Breaking Boundaries: Canadian Women Impressionists Abroad and at Home. By Katerina Atanassova
Sunday Lecture Series 2022 (Virtual Event)
March 13, 2-4pm (PDT)
In the last decade of the nineteenth century, Canada witnessed a new wave of artists going abroad, amongst those — the first Canadian Women Impressionists. This lecture will follow in the footsteps of some incredible women artists, who, settling in the French capital and absorbing the air of the juste milieu, trained, and matured as leading Impressionist painters upon their return home. Their choices of subject matter were emblematic of their personal touch, revealing a streak of spontaneity, that moved their art away from former structural underpinnings and demonstrated their zest for capturing everyday experiences. We will discuss their modernist approach, animated through their immediate engagement with their environments.
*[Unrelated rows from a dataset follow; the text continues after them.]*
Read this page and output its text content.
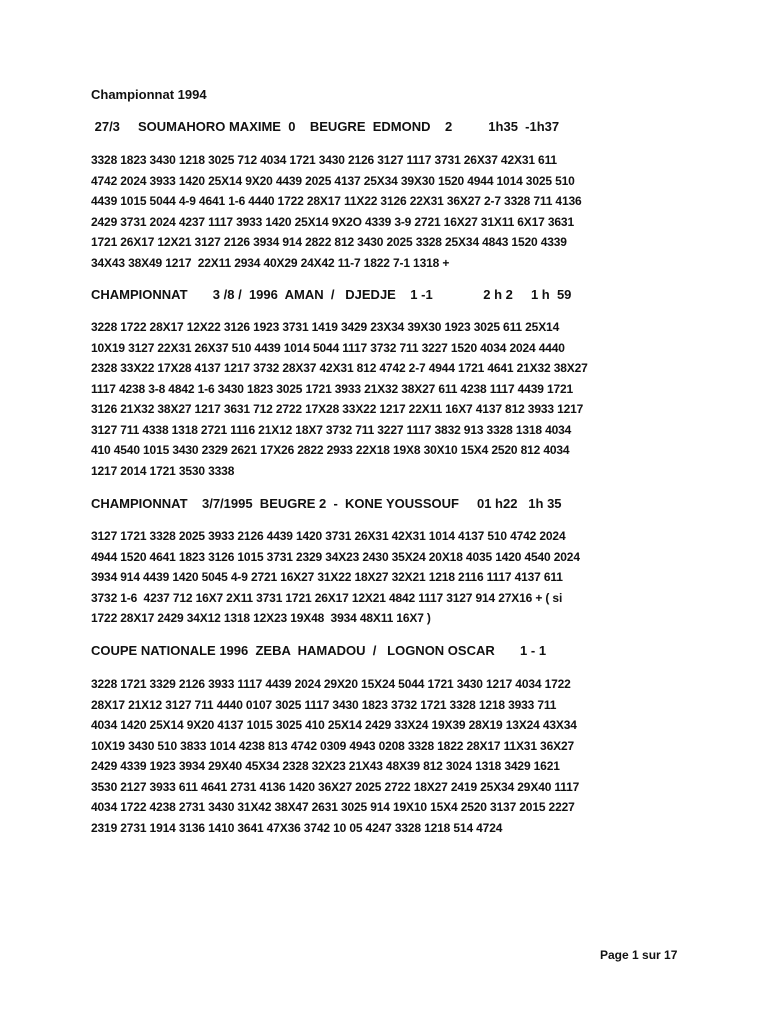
Championnat 1994
27/3     SOUMAHORO MAXIME  0    BEUGRE  EDMOND    2          1h35  -1h37
3328 1823 3430 1218 3025 712 4034 1721 3430 2126 3127 1117 3731 26X37 42X31 611
4742 2024 3933 1420 25X14 9X20 4439 2025 4137 25X34 39X30 1520 4944 1014 3025 510
4439 1015 5044 4-9 4641 1-6 4440 1722 28X17 11X22 3126 22X31 36X27 2-7 3328 711 4136
2429 3731 2024 4237 1117 3933 1420 25X14 9X2O 4339 3-9 2721 16X27 31X11 6X17 3631
1721 26X17 12X21 3127 2126 3934 914 2822 812 3430 2025 3328 25X34 4843 1520 4339
34X43 38X49 1217  22X11 2934 40X29 24X42 11-7 1822 7-1 1318 +
CHAMPIONNAT       3 /8 /  1996  AMAN  /   DJEDJE    1 -1              2 h 2     1 h  59
3228 1722 28X17 12X22 3126 1923 3731 1419 3429 23X34 39X30 1923 3025 611 25X14
10X19 3127 22X31 26X37 510 4439 1014 5044 1117 3732 711 3227 1520 4034 2024 4440
2328 33X22 17X28 4137 1217 3732 28X37 42X31 812 4742 2-7 4944 1721 4641 21X32 38X27
1117 4238 3-8 4842 1-6 3430 1823 3025 1721 3933 21X32 38X27 611 4238 1117 4439 1721
3126 21X32 38X27 1217 3631 712 2722 17X28 33X22 1217 22X11 16X7 4137 812 3933 1217
3127 711 4338 1318 2721 1116 21X12 18X7 3732 711 3227 1117 3832 913 3328 1318 4034
410 4540 1015 3430 2329 2621 17X26 2822 2933 22X18 19X8 30X10 15X4 2520 812 4034
1217 2014 1721 3530 3338
CHAMPIONNAT    3/7/1995  BEUGRE 2  -  KONE YOUSSOUF     01 h22   1h 35
3127 1721 3328 2025 3933 2126 4439 1420 3731 26X31 42X31 1014 4137 510 4742 2024
4944 1520 4641 1823 3126 1015 3731 2329 34X23 2430 35X24 20X18 4035 1420 4540 2024
3934 914 4439 1420 5045 4-9 2721 16X27 31X22 18X27 32X21 1218 2116 1117 4137 611
3732 1-6  4237 712 16X7 2X11 3731 1721 26X17 12X21 4842 1117 3127 914 27X16 + ( si
1722 28X17 2429 34X12 1318 12X23 19X48  3934 48X11 16X7 )
COUPE NATIONALE 1996  ZEBA  HAMADOU  /   LOGNON OSCAR       1 - 1
3228 1721 3329 2126 3933 1117 4439 2024 29X20 15X24 5044 1721 3430 1217 4034 1722
28X17 21X12 3127 711 4440 0107 3025 1117 3430 1823 3732 1721 3328 1218 3933 711
4034 1420 25X14 9X20 4137 1015 3025 410 25X14 2429 33X24 19X39 28X19 13X24 43X34
10X19 3430 510 3833 1014 4238 813 4742 0309 4943 0208 3328 1822 28X17 11X31 36X27
2429 4339 1923 3934 29X40 45X34 2328 32X23 21X43 48X39 812 3024 1318 3429 1621
3530 2127 3933 611 4641 2731 4136 1420 36X27 2025 2722 18X27 2419 25X34 29X40 1117
4034 1722 4238 2731 3430 31X42 38X47 2631 3025 914 19X10 15X4 2520 3137 2015 2227
2319 2731 1914 3136 1410 3641 47X36 3742 10 05 4247 3328 1218 514 4724
Page 1 sur 17
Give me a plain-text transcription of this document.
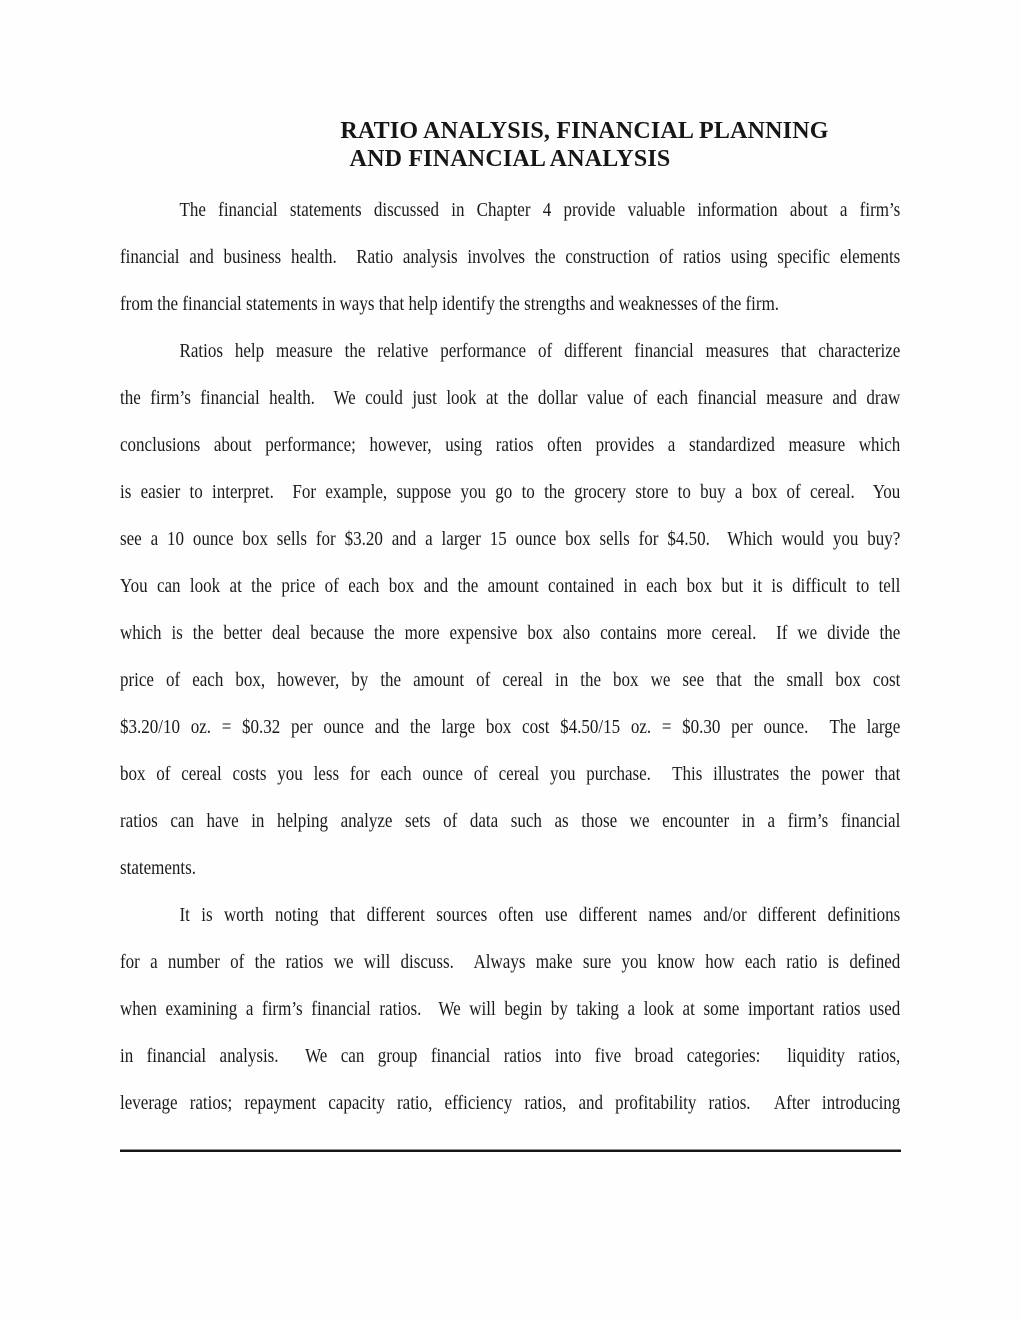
RATIO ANALYSIS, FINANCIAL PLANNING
AND FINANCIAL ANALYSIS
The financial statements discussed in Chapter 4 provide valuable information about a firm’s
financial and business health.  Ratio analysis involves the construction of ratios using specific elements
from the financial statements in ways that help identify the strengths and weaknesses of the firm.
Ratios help measure the relative performance of different financial measures that characterize
the firm’s financial health.  We could just look at the dollar value of each financial measure and draw
conclusions about performance; however, using ratios often provides a standardized measure which
is easier to interpret.  For example, suppose you go to the grocery store to buy a box of cereal.  You
see a 10 ounce box sells for $3.20 and a larger 15 ounce box sells for $4.50.  Which would you buy?
You can look at the price of each box and the amount contained in each box but it is difficult to tell
which is the better deal because the more expensive box also contains more cereal.  If we divide the
price of each box, however, by the amount of cereal in the box we see that the small box cost
$3.20/10 oz. = $0.32 per ounce and the large box cost $4.50/15 oz. = $0.30 per ounce.  The large
box of cereal costs you less for each ounce of cereal you purchase.  This illustrates the power that
ratios can have in helping analyze sets of data such as those we encounter in a firm’s financial
statements.
It is worth noting that different sources often use different names and/or different definitions
for a number of the ratios we will discuss.  Always make sure you know how each ratio is defined
when examining a firm’s financial ratios.  We will begin by taking a look at some important ratios used
in financial analysis.  We can group financial ratios into five broad categories:  liquidity ratios,
leverage ratios; repayment capacity ratio, efficiency ratios, and profitability ratios.  After introducing
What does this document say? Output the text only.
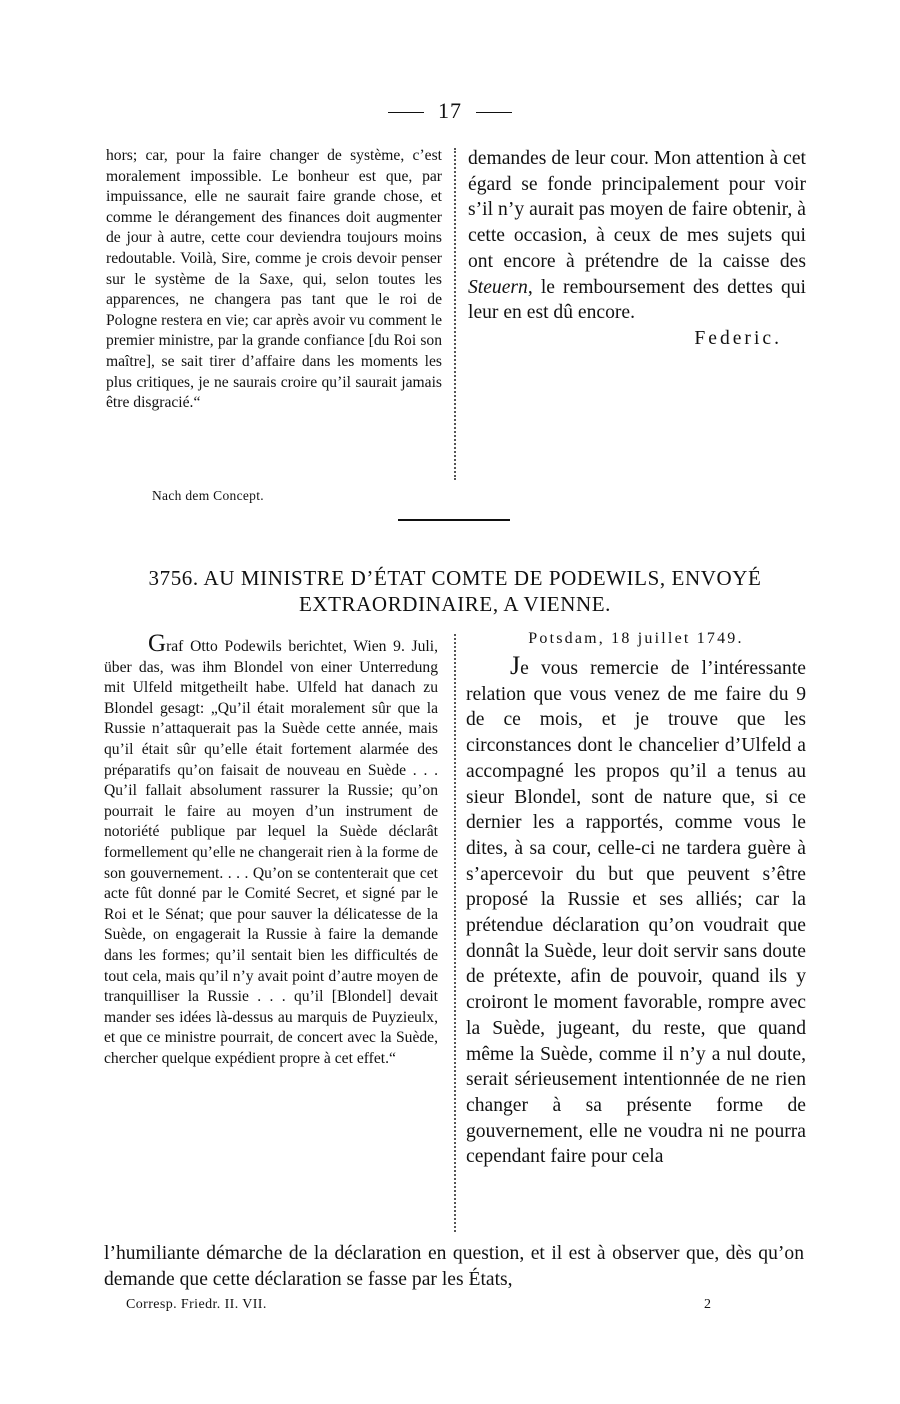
17

hors; car, pour la faire changer de système, c’est moralement impossible. Le bonheur est que, par impuissance, elle ne saurait faire grande chose, et comme le dérangement des finances doit augmenter de jour à autre, cette cour deviendra toujours moins redoutable. Voilà, Sire, comme je crois devoir penser sur le système de la Saxe, qui, selon toutes les apparences, ne changera pas tant que le roi de Pologne restera en vie; car après avoir vu comment le premier ministre, par la grande confiance [du Roi son maître], se sait tirer d’affaire dans les moments les plus critiques, je ne saurais croire qu’il saurait jamais être disgracié.“

demandes de leur cour. Mon attention à cet égard se fonde principalement pour voir s’il n’y aurait pas moyen de faire obtenir, à cette occasion, à ceux de mes sujets qui ont encore à prétendre de la caisse des Steuern, le remboursement des dettes qui leur en est dû encore.

Federic.

Nach dem Concept.
3756. AU MINISTRE D’ÉTAT COMTE DE PODEWILS, ENVOYÉ EXTRAORDINAIRE, A VIENNE.

Graf Otto Podewils berichtet, Wien 9. Juli, über das, was ihm Blondel von einer Unterredung mit Ulfeld mitgetheilt habe. Ulfeld hat danach zu Blondel gesagt: „Qu’il était moralement sûr que la Russie n’attaquerait pas la Suède cette année, mais qu’il était sûr qu’elle était fortement alarmée des préparatifs qu’on faisait de nouveau en Suède . . . Qu’il fallait absolument rassurer la Russie; qu’on pourrait le faire au moyen d’un instrument de notoriété publique par lequel la Suède déclarât formellement qu’elle ne changerait rien à la forme de son gouvernement. . . . Qu’on se contenterait que cet acte fût donné par le Comité Secret, et signé par le Roi et le Sénat; que pour sauver la délicatesse de la Suède, on engagerait la Russie à faire la demande dans les formes; qu’il sentait bien les difficultés de tout cela, mais qu’il n’y avait point d’autre moyen de tranquilliser la Russie . . . qu’il [Blondel] devait mander ses idées là-dessus au marquis de Puyzieulx, et que ce ministre pourrait, de concert avec la Suède, chercher quelque expédient propre à cet effet.“

Potsdam, 18 juillet 1749.

Je vous remercie de l’intéressante relation que vous venez de me faire du 9 de ce mois, et je trouve que les circonstances dont le chancelier d’Ulfeld a accompagné les propos qu’il a tenus au sieur Blondel, sont de nature que, si ce dernier les a rapportés, comme vous le dites, à sa cour, celle-ci ne tardera guère à s’apercevoir du but que peuvent s’être proposé la Russie et ses alliés; car la prétendue déclaration qu’on voudrait que donnât la Suède, leur doit servir sans doute de prétexte, afin de pouvoir, quand ils y croiront le moment favorable, rompre avec la Suède, jugeant, du reste, que quand même la Suède, comme il n’y a nul doute, serait sérieusement intentionnée de ne rien changer à sa présente forme de gouvernement, elle ne voudra ni ne pourra cependant faire pour cela

l’humiliante démarche de la déclaration en question, et il est à observer que, dès qu’on demande que cette déclaration se fasse par les États,
Corresp. Friedr. II. VII.	2
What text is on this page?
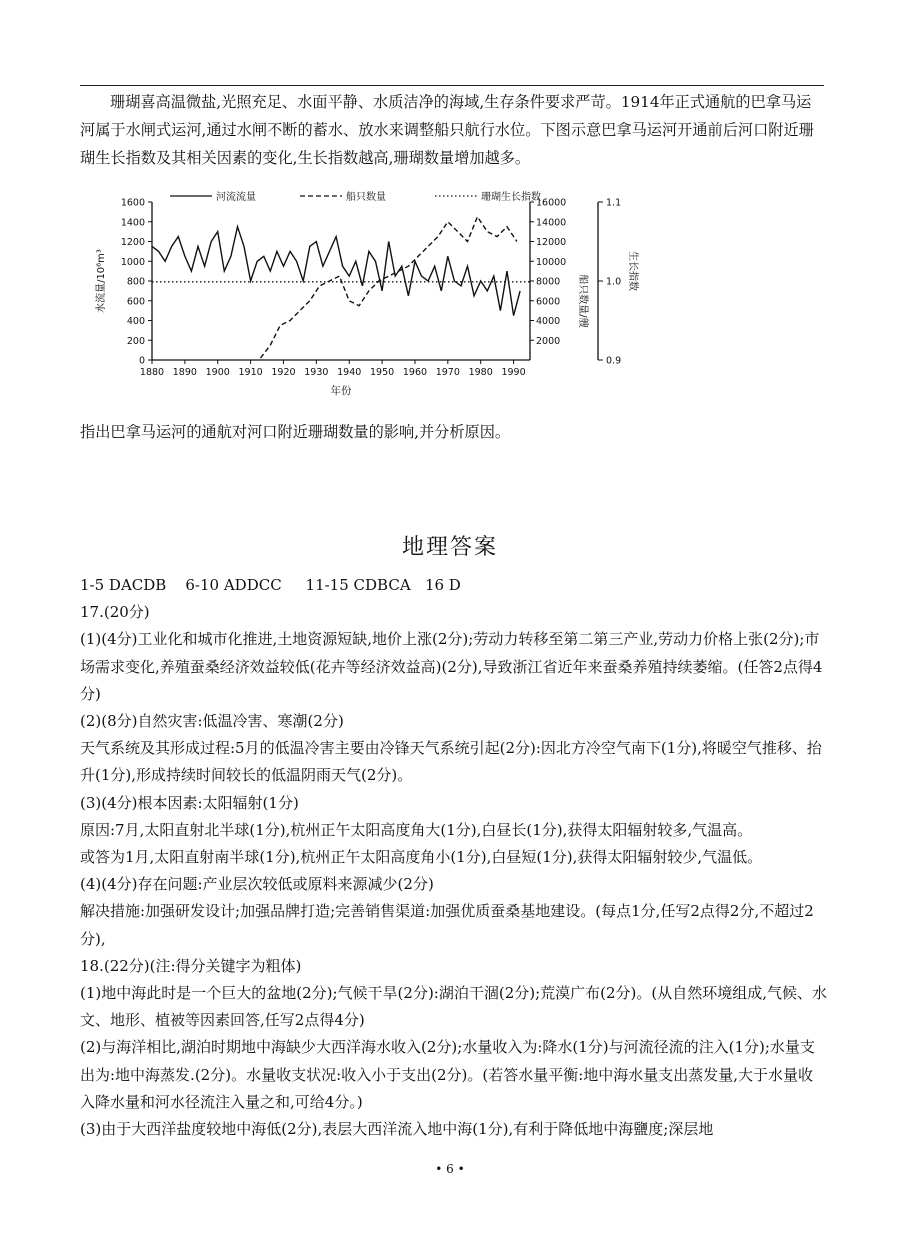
珊瑚喜高温微盐,光照充足、水面平静、水质洁净的海域,生存条件要求严苛。1914年正式通航的巴拿马运河属于水闸式运河,通过水闸不断的蓄水、放水来调整船只航行水位。下图示意巴拿马运河开通前后河口附近珊瑚生长指数及其相关因素的变化,生长指数越高,珊瑚数量增加越多。

1880 1890 1900 1910 1920 1930 1940 1950 1960 1970 1980 1990
0
200
400
600
800
1000
1200
1400
1600
2000
4000
6000
8000
10000
12000
14000
16000
0.9
1.0
1.1
年份
水流量/10⁶m³	船只数量/艘
生长指数
河流流量	船只数量	珊瑚生长指数

指出巴拿马运河的通航对河口附近珊瑚数量的影响,并分析原因。

地理答案
1-5 DACDB    6-10 ADDCC     11-15 CDBCA   16 D
17.(20分)
(1)(4分)工业化和城市化推进,土地资源短缺,地价上涨(2分);劳动力转移至第二第三产业,劳动力价格上张(2分);市场需求变化,养殖蚕桑经济效益较低(花卉等经济效益高)(2分),导致浙江省近年来蚕桑养殖持续萎缩。(任答2点得4分)
(2)(8分)自然灾害:低温冷害、寒潮(2分)
天气系统及其形成过程:5月的低温冷害主要由冷锋天气系统引起(2分):因北方冷空气南下(1分),将暖空气推移、抬升(1分),形成持续时间较长的低温阴雨天气(2分)。
(3)(4分)根本因素:太阳辐射(1分)
原因:7月,太阳直射北半球(1分),杭州正午太阳高度角大(1分),白昼长(1分),获得太阳辐射较多,气温高。
或答为1月,太阳直射南半球(1分),杭州正午太阳高度角小(1分),白昼短(1分),获得太阳辐射较少,气温低。
(4)(4分)存在问题:产业层次较低或原料来源减少(2分)
解决措施:加强研发设计;加强品牌打造;完善销售渠道:加强优质蚕桑基地建设。(每点1分,任写2点得2分,不超过2分),
18.(22分)(注:得分关键字为粗体)
(1)地中海此时是一个巨大的盆地(2分);气候干旱(2分):湖泊干涸(2分);荒漠广布(2分)。(从自然环境组成,气候、水文、地形、植被等因素回答,任写2点得4分)
(2)与海洋相比,湖泊时期地中海缺少大西洋海水收入(2分);水量收入为:降水(1分)与河流径流的注入(1分);水量支出为:地中海蒸发.(2分)。水量收支状况:收入小于支出(2分)。(若答水量平衡:地中海水量支出蒸发量,大于水量收入降水量和河水径流注入量之和,可给4分。)
(3)由于大西洋盐度较地中海低(2分),表层大西洋流入地中海(1分),有利于降低地中海鹽度;深层地
• 6 •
General $30 | Members and Students $25
Get the series of 4 lectures: $90 General Admission; $75 Gallery Members and Students (buy series tickets by March 4).
Images (L-R): Helen McNicoll, In the Tent,1914, oil on canvas, 80 × 59.5 cm, Private collection, Toronto photo: Thomas Moore*, with the permission of Katerina Atanassova, curator of the exhibit Canada and Impressionism (National Gallery of Canada). National Gallery of Canada. Sophie Pemberton, Little Boy Blue, 1897, (detail), 67X50.5cm. Gift of the artist. AGGV. 1952.015.001. Collection of the Art Gallery of Greater Victoria.
Katerina Atanassova, who previously headed the McMichael Canadian Art Collection (Toronto) as Chief Curator and Director of Exhibitions, is currently Senior Curator of Canadian Art at the National Gallery of Canada (Ottawa) where she has led the reinstallation of the new Indigenous and Canadian Galleries. Amongst her most recent exhibitions are the internationally acclaimed Canada and Impressionism: New Horizons, which concluded its European tour in 2019–2020 and will be opening at the National Gallery in January 2022. Her other curated exhibitions include Morrice: The A.K. Prakash Collection in Trust to the Nation, which toured across Canada from 2018 to 2020, Painting Canada: Tom Thomson and the Group of Seven (2011) and The Sacred Image of the Icon: A World of Belief (2008). A graduate of the Pontifical Institute for Medieval Studies (University of Toronto), she is working on a Ph.D. at York University regarding the emergence of urban culture in Canada.